Esta utilización intensiva de los Decretos-Leyes se debe probablemente a las facilidades que esta figura supone para el Gobierno respectivo respecto a la hora de dictar una norma con rango de ley que puede modificar leyes anteriores: en efecto, el Gobierno de que se trate no ha de tramitar un anteproyecto de ley sometido a informe previo de diferentes organismos y con diversos estudios que lo han de acompañar; tampoco ha de seguir el lento y complejo procedimiento de aprobación de las leyes en el Parlamento, con una intervención intensa de los diferentes grupos parlamentarios; sólo está sometido a la posterior convalidación parlamentaria en el plazo de 30 días (pero por el procedimiento de lectura única); y, finalmente, estas normas tienen rango de ley, por lo que no pueden ser impugnadas ante los Tribunales de justicia sino sólo ante el Tribunal Constitucional, lo cual ocasiona en la práctica una escasísima impugnación de las mismas, en especial si son autonómicas. Por todo ello, creo que podemos afirmar en pocas palabras que algunos Gobiernos han visto en el Decreto-Ley un auténtico ‘atajo’ para poder modificar leyes anteriores de manera muy rápida, y lo utilizan profusamente.

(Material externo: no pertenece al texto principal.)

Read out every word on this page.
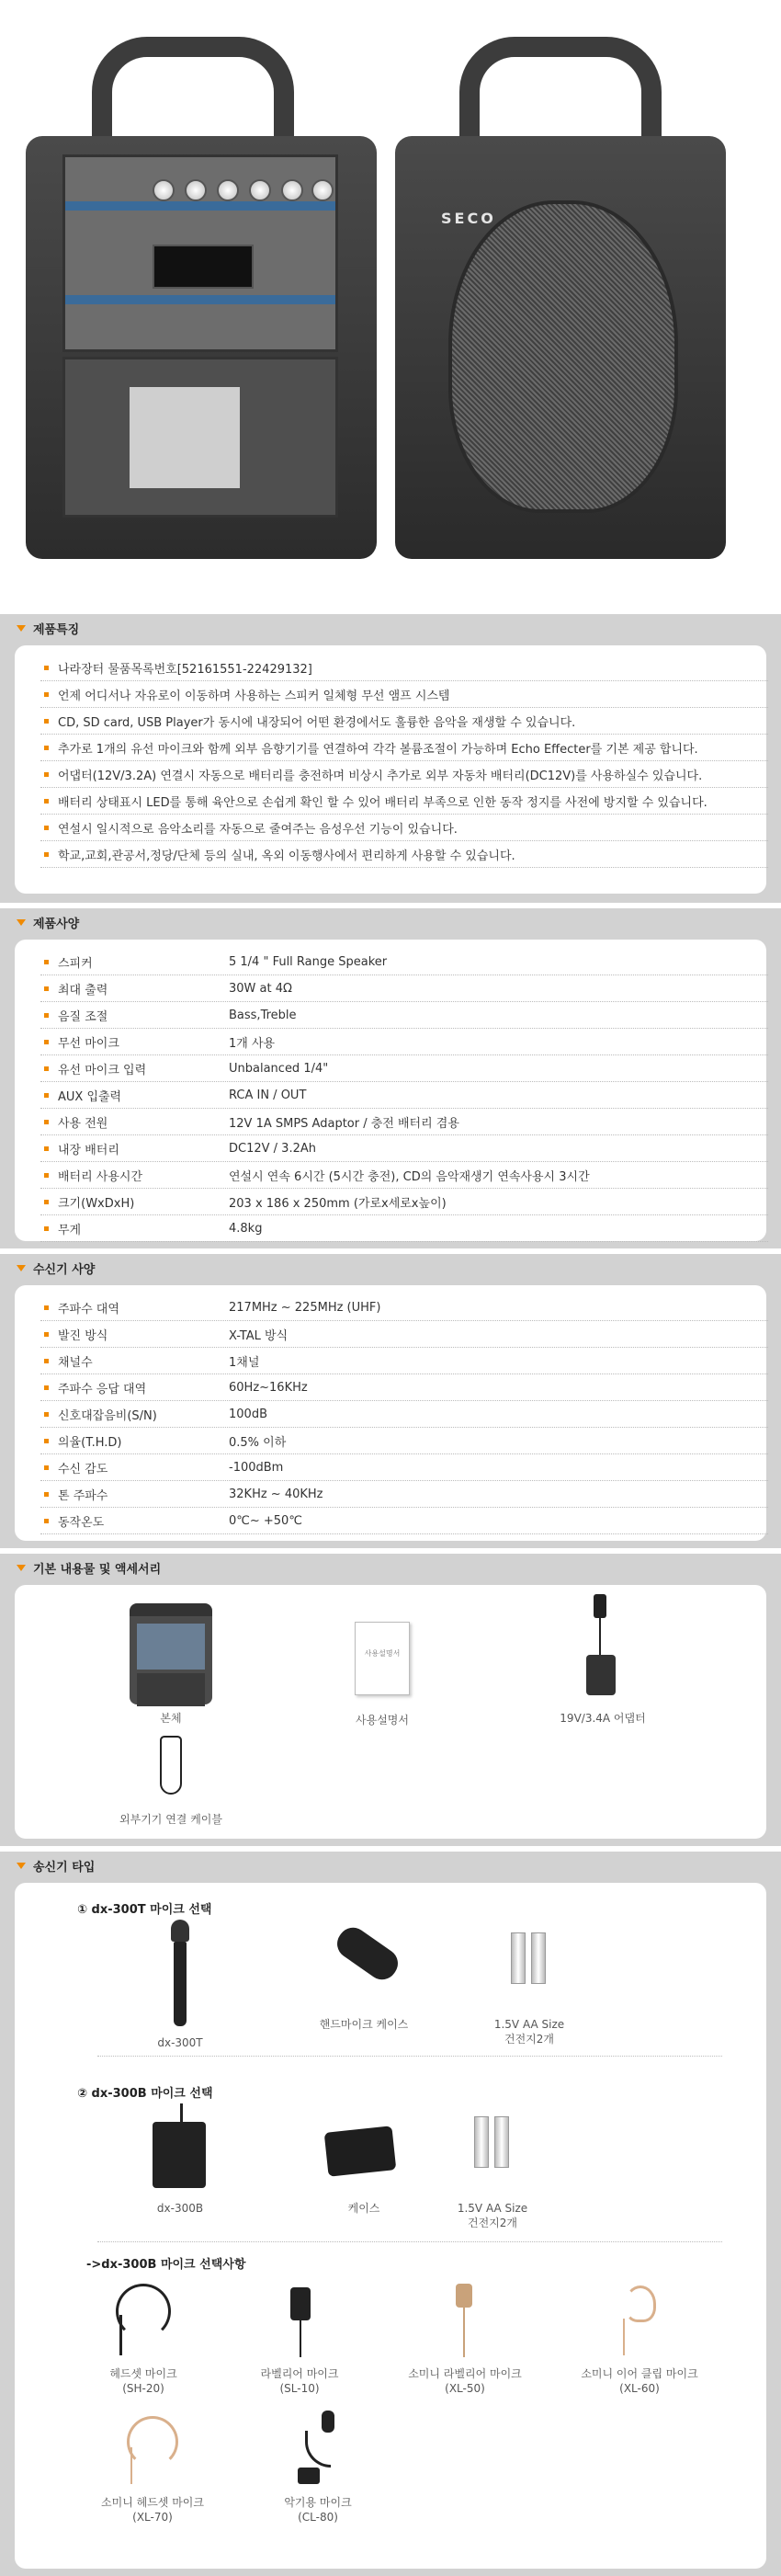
SECO
제품특징
나라장터 물품목록번호[52161551-22429132]
언제 어디서나 자유로이 이동하며 사용하는 스피커 일체형 무선 앰프 시스템
CD, SD card, USB Player가 동시에 내장되어 어떤 환경에서도 훌륭한 음악을 재생할 수 있습니다.
추가로 1개의 유선 마이크와 함께 외부 음향기기를 연결하여 각각 볼륨조절이 가능하며 Echo Effecter를 기본 제공 합니다.
어댑터(12V/3.2A) 연결시 자동으로 배터리를 충전하며 비상시 추가로 외부 자동차 배터리(DC12V)를 사용하실수 있습니다.
배터리 상태표시 LED를 통해 육안으로 손쉽게 확인 할 수 있어 배터리 부족으로 인한 동작 정지를 사전에 방지할 수 있습니다.
연설시 일시적으로 음악소리를 자동으로 줄여주는 음성우선 기능이 있습니다.
학교,교회,관공서,정당/단체 등의 실내, 옥외 이동행사에서 편리하게 사용할 수 있습니다.
제품사양
스피커	5 1/4 " Full Range Speaker
최대 출력	30W at 4Ω
음질 조절	Bass,Treble
무선 마이크	1개 사용
유선 마이크 입력	Unbalanced 1/4"
AUX 입출력	RCA IN / OUT
사용 전원	12V 1A SMPS Adaptor / 충전 배터리 겸용
내장 배터리	DC12V / 3.2Ah
배터리 사용시간	연설시 연속 6시간 (5시간 충전), CD의 음악재생기 연속사용시 3시간
크기(WxDxH)	203 x 186 x 250mm (가로x세로x높이)
무게	4.8kg
수신기 사양
주파수 대역	217MHz ~ 225MHz (UHF)
발진 방식	X-TAL 방식
채널수	1채널
주파수 응답 대역	60Hz~16KHz
신호대잡음비(S/N)	100dB
의율(T.H.D)	0.5% 이하
수신 감도	-100dBm
톤 주파수	32KHz ~ 40KHz
동작온도	0℃~ +50℃
기본 내용물 및 액세서리
본체
사용설명서
사용설명서	19V/3.4A 어댑터
외부기기 연결 케이블
송신기 타입
① dx-300T 마이크 선택
dx-300T
핸드마이크 케이스	1.5V AA Size
건전지2개
② dx-300B 마이크 선택
dx-300B	케이스	1.5V AA Size
건전지2개
->dx-300B 마이크 선택사항
헤드셋 마이크
(SH-20)
라벨리어 마이크
(SL-10)
소미니 라벨리어 마이크
(XL-50)
소미니 이어 클립 마이크
(XL-60)
소미니 헤드셋 마이크
(XL-70)
악기용 마이크
(CL-80)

Vemos entonces que esos Gobiernos han convertido el uso de los Decretos-Leyes en un modo alternativo de gobernar, haciendo del mismo un uso habitual e indiscriminado, cuando en cambio su configuración constitucional y estatutaria los ha diseñado con un carácter totalmente excepcional. Ello convierte de hecho su potestad de dictar tales normas en una auténtica potestad legislativa paralela y alternativa a la del Parlamento. Esta conducta no sólo supone una vulneración de lo establecido para este tipo de normas en la Constitución y en los Estatutos, sino sobre todo una alteración inadmisible de las relaciones entre el órgano máximo del poder ejecutivo (el Gobierno) y el órgano de representación popular o poder legislativo (el Parlamento), que es el que expresa directamente la voluntad de los titulares de la soberanía, que son los ciudadanos. En democracia, la necesidad de respetar el orden de producción de los distintos tipos de normas no es un tema menor, sino que es en definitiva un trasunto o reflejo del principio de separación entre los poderes del Estado, que como sabemos es un principio esencial de cualquier Estado de Derecho.